Lots of sweat, and a sore back later….I had some thoughts.  Here they are, in no particular order…maybe something useful for you in your life, in managing your business operations, or maybe even with your role as a parent:

1.  Good intentions are….good intentions.  Don’t fool yourself into thinking that good intentions alone make for a successful business operation.  They don’t.  They aren’t a bad way to get started, but in the end, really, they don’t amount to much at all.  They are only intentions.  Same truth applies to work, to parenting, to just about everything in life.  Intentions are a great starting point, but not enough to be successful at anything really.

2.  There is wisdom in seeking the counsel of others.  My wife told me not to pursue this particular dream, but I didn’t listen to her.  She was right…I was wrong.  Sometimes we really think we know best, that we have a great idea, that we’ll show everyone around us once it’s done, etc…but it’s a wise person who bounces their ideas off of those around themselves, if only as a sanity check.  This is a great practice.  And of course, it works well if you take others advice into consideration when making your decision (honey, you were right, again).

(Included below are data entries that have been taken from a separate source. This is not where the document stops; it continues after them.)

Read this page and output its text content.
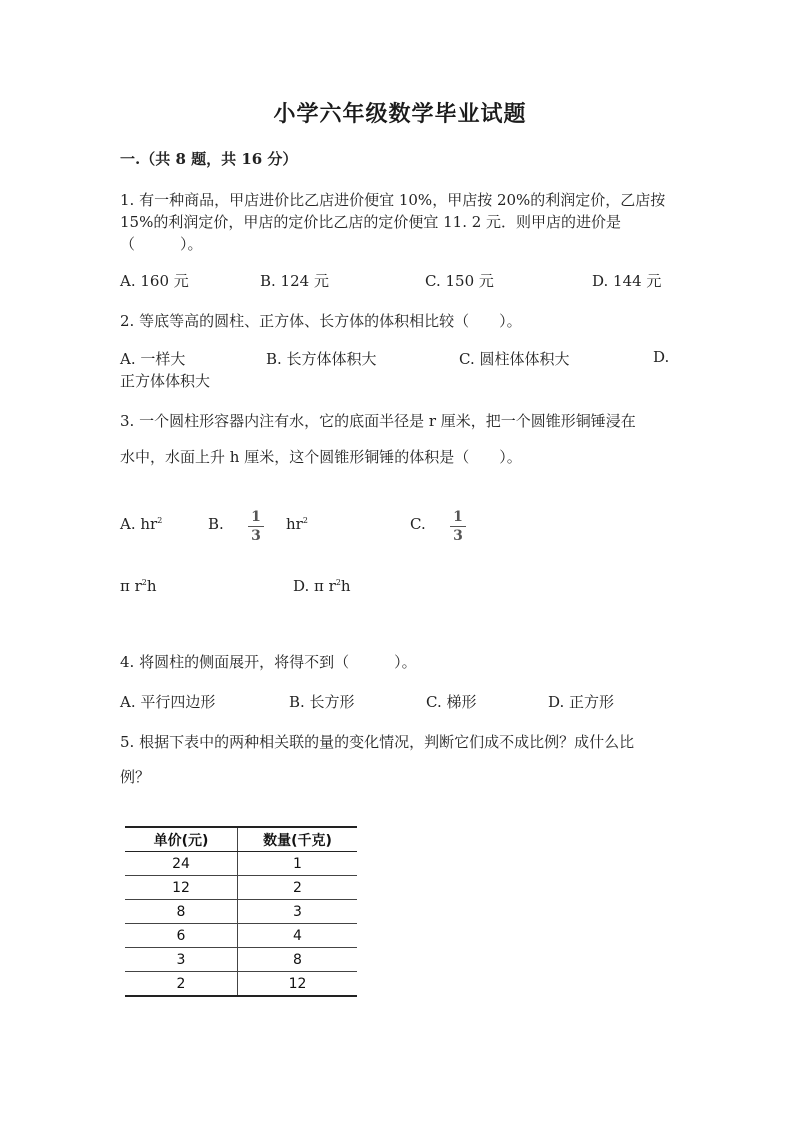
小学六年级数学毕业试题
一.（共 8 题，共 16 分）
1. 有一种商品，甲店进价比乙店进价便宜 10%，甲店按 20%的利润定价，乙店按
15%的利润定价，甲店的定价比乙店的定价便宜 11. 2 元．则甲店的进价是
（　　　）。
A. 160 元	B. 124 元	C. 150 元	D. 144 元
2. 等底等高的圆柱、正方体、长方体的体积相比较（　　）。
A. 一样大	B. 长方体体积大	C. 圆柱体体积大	D.
正方体体积大
3. 一个圆柱形容器内注有水，它的底面半径是 r 厘米，把一个圆锥形铜锤浸在
水中，水面上升 h 厘米，这个圆锥形铜锤的体积是（　　）。
A. $hr^2$	B. 1
3
$hr^2$	C. 1
3
π $r^2h$	D. π $r^2h$
4. 将圆柱的侧面展开，将得不到（　　　）。
A. 平行四边形	B. 长方形	C. 梯形	D. 正方形
5. 根据下表中的两种相关联的量的变化情况，判断它们成不成比例？成什么比
例？
单价(元)	数量(千克)
24	1
12	2
8	3
6	4
3	8
2	12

3.  Sometimes our differences aren’t really that different.  Uncle Tommy had a vision in his mind of how the wall would be built, the steps involved in it, etc.  So did I, and really, we were on the same page (sort of).  We both wanted the wall built but our approach was different.  Same is often true in business operations–stay focused on the goal, even if the approach isn’t exactly the same way for each team member.  A great manager understands this truth.  Work with the end result in mind, and ultimately you should end up there.  Most issues within a team stem from not having the same goal, a clear vision, etc.  This is where leadership comes into play, too.  Good leaders communicate clear goals to their teams.

4.  Retaining wall blocks get heavier when you have to move them twice.  Okay, I had to say it.  It was hot, I was sweaty, and they were heavy to start with, and mysteriously became heavier when I had to undo my progress.  Doing the job over to correct your mistakes (which does happen at times) is never fun, so taking the time to plan out our intentions, to engage those around us, to really understand the goal….these are great steps that can help us avoid having to do things twice.  Efficiency balanced with accuracy is what’s needed in most cases, both in Operations, in parenting, in life.  Now get outside and build something!